Shamrock Rovers F.C. team up with Trinity College on pilot Football & Education programme.
Damien Duff and Richie Sadlier are just two of the names lending their weight to a new initiative that aims to keep talented young footballers in education for longer. Entitled the STAR (Sporting Talent & Academic Rewards) project, it is run in conjunction with TAP (Trinity Access Programmes), Shamrock Rovers F.C. and Trinity Sport.
A lot of children dream of becoming professional footballers. Yet this dream often comes at a cost – their education. Now the STAR project hopes to go some way towards addressing this issue.
The year-long STAR project, to be piloted this September, is aimed at providing students from Tallaght and the inner city with an outreach programme that supports both their educational and sporting development. It will provide opportunities to engage with college life, thereby hopefully increasing participation rates in third level education.
The project was launched in Trinity today with a football tournament for 100 6thclass students taking place on campus from Monday to Wednesday (April 3-5).
The tournament culminates on Wednesday with a presentation to the students. This will be hosted by RTÉ football pundit Richie Sadlier, with guest appearances from Damien Duff (Shamrock Rovers Academy Coach), Stephen McPhail (Shamrock Rovers Sporting Director), and John O’Sullivan (Carlisle United).
Football pundit and psychotherapist Richie Sadlier sees the STAR project as a way to support the mental health of young players, while encouraging academic aspirations.
“I’m delighted to be involved in a project that aims to support the educational, sporting and personal development of young people. Everyone involved is determined to make it a huge success, and hopefully similar initiatives will be rolled out everywhere in years to come.”

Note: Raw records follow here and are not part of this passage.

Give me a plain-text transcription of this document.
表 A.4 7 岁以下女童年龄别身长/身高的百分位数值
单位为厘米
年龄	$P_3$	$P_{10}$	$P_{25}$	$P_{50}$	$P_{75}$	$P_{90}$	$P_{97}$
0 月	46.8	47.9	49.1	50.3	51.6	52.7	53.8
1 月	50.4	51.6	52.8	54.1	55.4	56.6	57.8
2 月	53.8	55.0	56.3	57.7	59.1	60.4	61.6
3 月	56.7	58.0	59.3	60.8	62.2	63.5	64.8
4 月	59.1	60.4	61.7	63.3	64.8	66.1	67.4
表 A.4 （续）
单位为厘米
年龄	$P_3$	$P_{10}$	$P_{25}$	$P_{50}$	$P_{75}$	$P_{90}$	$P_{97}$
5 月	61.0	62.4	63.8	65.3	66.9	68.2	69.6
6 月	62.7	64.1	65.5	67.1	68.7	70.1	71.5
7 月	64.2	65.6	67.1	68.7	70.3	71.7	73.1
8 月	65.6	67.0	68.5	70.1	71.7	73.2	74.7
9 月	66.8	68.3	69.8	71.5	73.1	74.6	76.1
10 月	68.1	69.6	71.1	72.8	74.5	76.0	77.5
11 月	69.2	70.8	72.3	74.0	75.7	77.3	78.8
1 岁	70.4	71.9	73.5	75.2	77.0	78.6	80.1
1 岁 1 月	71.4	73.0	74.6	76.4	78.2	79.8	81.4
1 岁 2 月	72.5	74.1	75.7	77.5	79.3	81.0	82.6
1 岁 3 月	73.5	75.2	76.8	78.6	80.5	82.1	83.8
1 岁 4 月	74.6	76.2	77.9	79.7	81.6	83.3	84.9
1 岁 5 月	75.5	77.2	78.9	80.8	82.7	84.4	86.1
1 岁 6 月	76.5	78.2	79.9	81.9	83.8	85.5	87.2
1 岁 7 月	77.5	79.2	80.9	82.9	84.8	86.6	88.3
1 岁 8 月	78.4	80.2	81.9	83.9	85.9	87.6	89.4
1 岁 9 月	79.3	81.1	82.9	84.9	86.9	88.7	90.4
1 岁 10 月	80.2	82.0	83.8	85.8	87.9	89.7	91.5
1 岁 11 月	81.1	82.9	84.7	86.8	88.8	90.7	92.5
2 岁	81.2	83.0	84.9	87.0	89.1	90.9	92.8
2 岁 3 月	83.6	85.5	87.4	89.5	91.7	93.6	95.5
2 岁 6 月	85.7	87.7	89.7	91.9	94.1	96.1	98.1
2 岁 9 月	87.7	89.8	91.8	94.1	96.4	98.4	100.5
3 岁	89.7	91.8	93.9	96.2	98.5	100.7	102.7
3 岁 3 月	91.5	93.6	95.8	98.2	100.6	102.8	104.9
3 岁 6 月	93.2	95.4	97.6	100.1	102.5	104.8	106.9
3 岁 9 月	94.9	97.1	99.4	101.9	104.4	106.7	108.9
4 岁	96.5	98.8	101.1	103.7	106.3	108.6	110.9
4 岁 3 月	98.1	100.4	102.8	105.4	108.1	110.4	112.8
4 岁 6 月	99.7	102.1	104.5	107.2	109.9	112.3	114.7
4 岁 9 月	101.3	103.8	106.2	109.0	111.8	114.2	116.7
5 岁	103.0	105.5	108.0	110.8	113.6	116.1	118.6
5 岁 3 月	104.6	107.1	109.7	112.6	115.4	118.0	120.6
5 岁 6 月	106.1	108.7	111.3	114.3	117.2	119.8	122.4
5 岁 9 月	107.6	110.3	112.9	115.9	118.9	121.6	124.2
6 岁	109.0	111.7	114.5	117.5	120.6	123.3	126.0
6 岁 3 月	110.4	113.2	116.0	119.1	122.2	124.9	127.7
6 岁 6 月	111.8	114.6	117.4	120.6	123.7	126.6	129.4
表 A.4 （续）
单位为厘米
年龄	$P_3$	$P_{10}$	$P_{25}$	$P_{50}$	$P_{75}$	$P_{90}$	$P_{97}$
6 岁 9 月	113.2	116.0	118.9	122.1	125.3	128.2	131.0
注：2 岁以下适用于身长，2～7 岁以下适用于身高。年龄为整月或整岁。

Shamrock Rovers Chairman Jonathan Roche further added:
“Shamrock Rovers are delighted and honored to partner with Trinity College. We recently opened a new training facility for our young players and we are striving to raise the bar in Irish football by developing our own talent on the pitch. A huge part of this is working with the kids off the pitch also. It is vitally important for us that kids are educated both on and off the pitch. This programme will show kids the importance of education and that football and education can go hand in hand.”
About the tournament Between 10am-1pm on Monday and Tuesday (April 3, 4) 100 students will play a football tournament in the Sports Centre, Trinity College Dublin.
Then on Wednesday April 5, a team from each school will visit the campus for lunch, meet Trinity staff and students, and witness first-hand the diverse mix of people who study and work there. The final of the tournament will be held on College Park football pitch.
Beginning in September 2017, up to 100 students will be invited to participate in bi-monthly activities during first year of secondary school that (1) keeps them engaged in and motivated towards their education (2) develops their elite sporting abilities and (3) supports the development of self-esteem and a resilient mindset.
To date, the project has invited 100 students from DEIS schools to participate in the football tournament, with 50 students from Tallaght and 50 from Dublin’s inner city.
For the past 20 years, TAP (Trinity Access Programmes) has formed a central part of Trinity’s plan to encourage young adults, adults and ethnic minority students who come from socio-economic groups under-represented in higher education, to go to university.